At the same time, the unemployment rate remained at a five-year low of 6.3 percent, the Labour Department said on its website.
Alongside the government data, a report by New York-based think-tank The Conference Board said 217,000 vacancies had been filled last month, confirming that the April job sector trend indicated by the Labour Department continued in May.
“Jobs are available,” Millan Mulraine, deputy chief economist at TD Securities in New York, told Reuters. “The economy is creating jobs at a fairly robust pace and there is every indication that will be sustained,” Mulraine was quoted as saying.
In a nod to Mulraine’s assertion, official data showed that with job openings increasing, there were 2.19 people for every available job in April in the US, the lowest since June 2008. Companies have been slow to fill openings since the recession ended, so the increase in postings won’t automatically lead to more jobs.
The Bureau of Labor Statistics said of the 4.5 million job openings in April, the bulk was accounted for by the nonfarm and private sectors, while the scenario was little changed for the government. The number of openings increased in retail trade and the arts, entertainment and recreation sectors.
According to the bureau data, there were 4.7 million hires in April, little changed from March, with the recruitments level increasing in mining and logging and in retail trade.
Additionally, it showed the hires rate (at 3.4 percent of requirements) and separations rate (at 3.3 percent of total employees) were unchanged in April. However, as hiring was higher than separation, this reflected retention – and an economy on the recovery path.
Within separations, the quits rate (1.8 percent) outstripped the layoffs and discharges rate (1.2 percent), again unchanged from March.
The number of separations, which include quits, layoffs and discharges and other separations, is referred to as turnover. Quits are generally voluntary separations initiated by the employee, and can serve as a measure of workers’ willingness or ability to leave jobs, once again reflecting the health of an economy.
There were 4.5 million total separations in April, unchanged from March. The number of total separations was unchanged for total private and declined in government.
Cooper Howes, an economist at Barclays in New York, said the number of openings was ‘almost exactly in line” with the average from 2000 to 2006. “This suggests that there is little slack remaining in labour markets and that wage growth will be stronger,” Howes told Reuters.

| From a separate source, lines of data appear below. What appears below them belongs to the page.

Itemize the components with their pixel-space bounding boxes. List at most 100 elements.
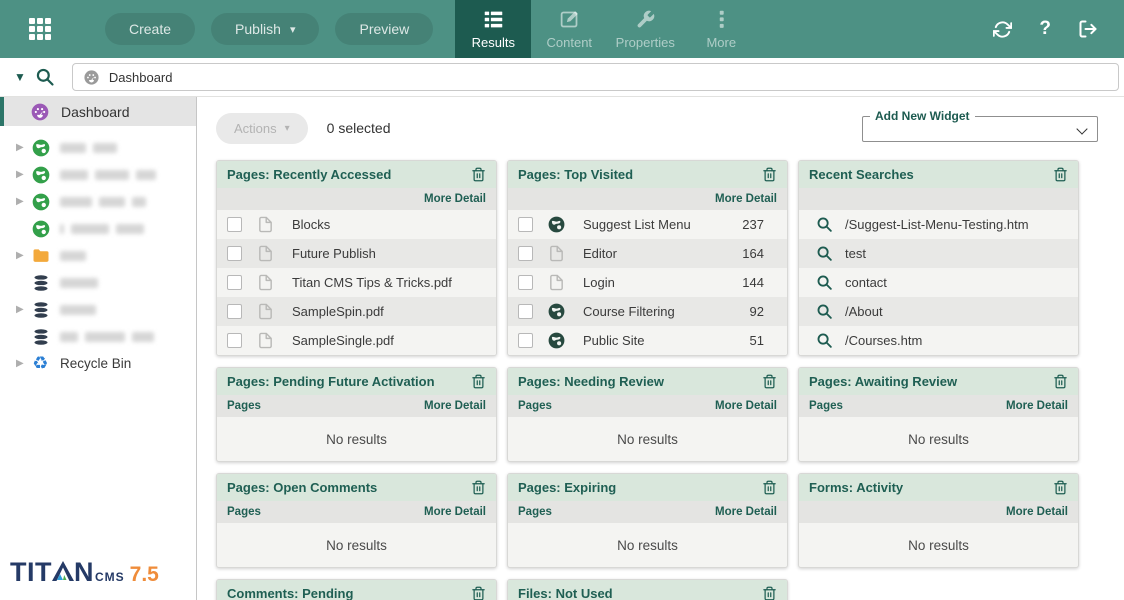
widget-files-not-used: Files: Not Used bbox=[507, 579, 788, 600]
row-checkbox[interactable] bbox=[518, 217, 533, 232]
content-edit-icon bbox=[559, 9, 580, 30]
expand-arrow-icon[interactable]: ▶ bbox=[16, 196, 30, 207]
app-grid-icon[interactable] bbox=[29, 18, 51, 40]
tab-properties[interactable]: Properties bbox=[607, 0, 683, 58]
expand-arrow-icon[interactable]: ▶ bbox=[16, 250, 30, 261]
tab-more[interactable]: More bbox=[683, 0, 759, 58]
row-label: contact bbox=[845, 275, 887, 290]
more-detail-link[interactable]: More Detail bbox=[715, 193, 777, 205]
row-label: SampleSingle.pdf bbox=[292, 333, 394, 348]
preview-button[interactable]: Preview bbox=[335, 13, 433, 45]
publish-button[interactable]: Publish▾ bbox=[211, 13, 319, 45]
tab-results[interactable]: Results bbox=[455, 0, 531, 58]
actions-button[interactable]: Actions▾ bbox=[216, 113, 308, 144]
more-detail-link[interactable]: More Detail bbox=[424, 506, 486, 518]
list-item[interactable]: /Courses.htm bbox=[799, 326, 1078, 355]
trash-icon[interactable] bbox=[762, 586, 777, 600]
more-detail-link[interactable]: More Detail bbox=[715, 506, 777, 518]
main-tabs: Results Content Properties More bbox=[455, 0, 759, 58]
expand-arrow-icon[interactable]: ▶ bbox=[16, 304, 30, 315]
expand-arrow-icon[interactable]: ▶ bbox=[16, 142, 30, 153]
logo-mountain-icon bbox=[52, 557, 74, 577]
sidebar-item-site[interactable]: ▶ bbox=[0, 161, 196, 188]
sidebar-item-recycle-bin[interactable]: ▶ ♻ Recycle Bin bbox=[0, 350, 196, 377]
sidebar-item-database[interactable] bbox=[0, 269, 196, 296]
row-label: test bbox=[845, 246, 866, 261]
list-item[interactable]: /Suggest-List-Menu-Testing.htm bbox=[799, 210, 1078, 239]
row-checkbox[interactable] bbox=[227, 217, 242, 232]
sidebar-item-site[interactable] bbox=[0, 215, 196, 242]
more-detail-link[interactable]: More Detail bbox=[424, 193, 486, 205]
search-icon[interactable] bbox=[35, 67, 55, 87]
row-checkbox[interactable] bbox=[518, 304, 533, 319]
row-count: 51 bbox=[750, 333, 764, 348]
trash-icon[interactable] bbox=[1053, 167, 1068, 182]
refresh-icon[interactable] bbox=[993, 20, 1012, 39]
logout-icon[interactable] bbox=[1078, 19, 1098, 39]
help-icon[interactable]: ? bbox=[1039, 18, 1051, 40]
create-label: Create bbox=[129, 21, 171, 37]
list-item[interactable]: contact bbox=[799, 268, 1078, 297]
row-label: Titan CMS Tips & Tricks.pdf bbox=[292, 275, 452, 290]
trash-icon[interactable] bbox=[471, 586, 486, 600]
row-checkbox[interactable] bbox=[227, 304, 242, 319]
trash-icon[interactable] bbox=[762, 480, 777, 495]
trash-icon[interactable] bbox=[1053, 480, 1068, 495]
sidebar-item-folder[interactable]: ▶ bbox=[0, 242, 196, 269]
more-detail-link[interactable]: More Detail bbox=[424, 400, 486, 412]
trash-icon[interactable] bbox=[471, 167, 486, 182]
more-detail-link[interactable]: More Detail bbox=[1006, 400, 1068, 412]
search-icon bbox=[815, 332, 833, 349]
widget-pages-top-visited: Pages: Top Visited More Detail Suggest L… bbox=[507, 160, 788, 356]
list-item[interactable]: Editor164 bbox=[508, 239, 787, 268]
search-input-value: Dashboard bbox=[109, 70, 173, 85]
sidebar-item-database[interactable]: ▶ bbox=[0, 296, 196, 323]
expand-arrow-icon[interactable]: ▶ bbox=[16, 358, 30, 369]
sidebar-item-site[interactable]: ▶ bbox=[0, 188, 196, 215]
list-item[interactable]: Public Site 51 bbox=[508, 326, 787, 355]
more-detail-link[interactable]: More Detail bbox=[715, 400, 777, 412]
row-checkbox[interactable] bbox=[518, 275, 533, 290]
widget-title: Pages: Expiring bbox=[518, 480, 762, 495]
list-item[interactable]: Suggest List Menu237 bbox=[508, 210, 787, 239]
list-item[interactable]: test bbox=[799, 239, 1078, 268]
search-input[interactable]: Dashboard bbox=[72, 63, 1119, 91]
trash-icon[interactable] bbox=[471, 480, 486, 495]
list-item[interactable]: SampleSingle.pdf bbox=[217, 326, 496, 355]
list-item[interactable]: Course Filtering92 bbox=[508, 297, 787, 326]
add-new-widget-select[interactable]: Add New Widget bbox=[862, 109, 1098, 142]
search-dropdown-caret-icon[interactable]: ▼ bbox=[14, 70, 26, 84]
row-label: Suggest List Menu bbox=[583, 217, 691, 232]
trash-icon[interactable] bbox=[1053, 374, 1068, 389]
sidebar-item-dashboard[interactable]: Dashboard bbox=[0, 97, 196, 126]
results-icon bbox=[483, 9, 504, 30]
trash-icon[interactable] bbox=[471, 374, 486, 389]
row-checkbox[interactable] bbox=[518, 246, 533, 261]
tab-content[interactable]: Content bbox=[531, 0, 607, 58]
trash-icon[interactable] bbox=[762, 167, 777, 182]
tab-results-label: Results bbox=[472, 35, 515, 50]
list-item[interactable]: Login144 bbox=[508, 268, 787, 297]
widget-title: Recent Searches bbox=[809, 167, 1053, 182]
list-item[interactable]: /About bbox=[799, 297, 1078, 326]
sidebar-item-site[interactable]: ▶ bbox=[0, 134, 196, 161]
recycle-bin-icon: ♻ bbox=[30, 355, 51, 373]
row-checkbox[interactable] bbox=[227, 246, 242, 261]
logo-text: TIT bbox=[10, 557, 52, 588]
globe-icon bbox=[30, 138, 51, 158]
expand-arrow-icon[interactable]: ▶ bbox=[16, 169, 30, 180]
create-button[interactable]: Create bbox=[105, 13, 195, 45]
row-checkbox[interactable] bbox=[227, 275, 242, 290]
list-item[interactable]: Future Publish bbox=[217, 239, 496, 268]
sidebar-item-database[interactable] bbox=[0, 323, 196, 350]
row-label: Public Site bbox=[583, 333, 644, 348]
list-item[interactable]: Blocks bbox=[217, 210, 496, 239]
trash-icon[interactable] bbox=[762, 374, 777, 389]
row-label: Blocks bbox=[292, 217, 330, 232]
row-checkbox[interactable] bbox=[227, 333, 242, 348]
widget-title: Pages: Pending Future Activation bbox=[227, 374, 471, 389]
list-item[interactable]: Titan CMS Tips & Tricks.pdf bbox=[217, 268, 496, 297]
list-item[interactable]: SampleSpin.pdf bbox=[217, 297, 496, 326]
more-detail-link[interactable]: More Detail bbox=[1006, 506, 1068, 518]
row-checkbox[interactable] bbox=[518, 333, 533, 348]
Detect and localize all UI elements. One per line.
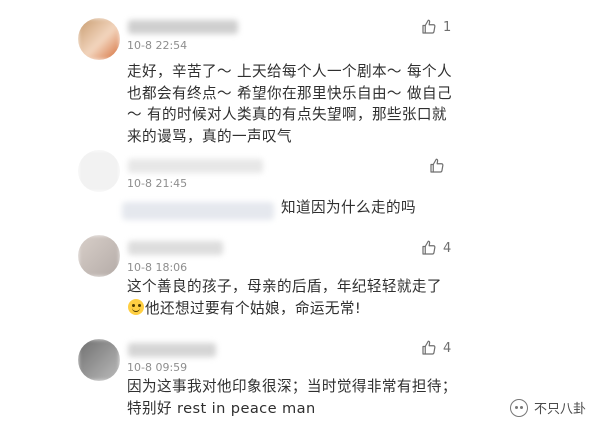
- comment-feed: 10-8 22:54 1 走好，辛苦了～ 上天给每个人一个剧本～ 每个人也都会有…: [0, 0, 613, 430]
- comment-text-part-1: 这个善良的孩子，母亲的后盾，年纪轻轻就走了: [127, 278, 442, 295]
- comment-text: 走好，辛苦了～ 上天给每个人一个剧本～ 每个人也都会有终点～ 希望你在那里快乐自…: [127, 63, 452, 145]
- username-redacted: [128, 343, 216, 357]
- comment-item-1: 10-8 22:54 1 走好，辛苦了～ 上天给每个人一个剧本～ 每个人也都会有…: [0, 0, 470, 155]
- thumbs-up-icon: [428, 157, 446, 175]
- watermark: 不只八卦: [510, 398, 586, 417]
- like-button[interactable]: 1: [420, 18, 451, 36]
- like-button[interactable]: 4: [420, 239, 451, 257]
- watermark-text: 不只八卦: [534, 402, 587, 417]
- like-button[interactable]: [428, 157, 451, 175]
- username-redacted: [128, 20, 238, 34]
- like-count: 4: [443, 240, 452, 256]
- comment-timestamp: 10-8 21:45: [127, 177, 188, 190]
- comment-timestamp: 10-8 22:54: [127, 39, 188, 52]
- avatar[interactable]: [78, 18, 120, 60]
- comment-item-3: 10-8 18:06 4 这个善良的孩子，母亲的后盾，年纪轻轻就走了他还想过要有…: [0, 231, 470, 326]
- avatar[interactable]: [78, 235, 120, 277]
- avatar[interactable]: [78, 150, 120, 192]
- comment-item-4: 10-8 09:59 4 因为这事我对他印象很深；当时觉得非常有担待； 特别好 …: [0, 328, 470, 430]
- thumbs-up-icon: [420, 18, 438, 36]
- username-redacted: [128, 159, 263, 173]
- comment-timestamp: 10-8 18:06: [127, 261, 188, 274]
- like-count: 4: [443, 340, 452, 356]
- wechat-icon: [510, 398, 528, 417]
- comment-item-2: 10-8 21:45 知道因为什么走的吗: [0, 150, 470, 230]
- comment-text-part-2: 他还想过要有个姑娘，命运无常!: [145, 299, 362, 317]
- username-redacted: [128, 241, 223, 255]
- avatar[interactable]: [78, 339, 120, 381]
- like-count: 1: [443, 19, 452, 35]
- redacted-content: [122, 202, 274, 220]
- comment-text: 知道因为什么走的吗: [281, 199, 416, 216]
- thumbs-up-icon: [420, 239, 438, 257]
- comment-timestamp: 10-8 09:59: [127, 361, 188, 374]
- thumbs-up-icon: [420, 339, 438, 357]
- comment-text: 这个善良的孩子，母亲的后盾，年纪轻轻就走了他还想过要有个姑娘，命运无常!: [127, 276, 457, 319]
- like-button[interactable]: 4: [420, 339, 451, 357]
- comment-text: 因为这事我对他印象很深；当时觉得非常有担待； 特别好 rest in peace…: [127, 378, 457, 417]
- crying-emoji-icon: [128, 298, 144, 315]
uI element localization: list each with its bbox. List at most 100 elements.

Meanwhile, in a pointer to the continuing expansion in the labour market, The Conference Board Employment Trends Index or ETI increased in May, compared to a year-ago period.
The index now stands at 118.58, up from 117.32 in April, and represents a 5.4 percent gain in the ETI compared to a year ago.
“The Employment Trends Index continues to signal solid job growth with an improvement in each of its eight components in the first five months of 2014,” said Gad Levanon, Director of Macroeconomic Research at The Conference Board.
“The need for employers to rapidly expand their payroll in light of strengthening economic activity is a major factor in the rapid decline in the unemployment rate,” Levanon said.
May’s increase in the ETI was driven by “positive contributions” from seven of its eight components, these being industrial production; initial claims for unemployment insurance; real manufacturing and trade sales; ratio of involuntarily part-time to all part-time workers; number of temporary employees; job openings, and percentage of respondents who say they find “jobs hard to get.”
Chris Rupkey, chief financial economist at Bank of Tokyo-Mitsubishi UFJ in New York, sums up the situation, saying he saw rosier days ahead.
“The list of indicators showing the economy is back continues to get longer every day,” Reuters quoted Rupkey as saying. “It’s getting harder and harder to point to slack in economic conditions.”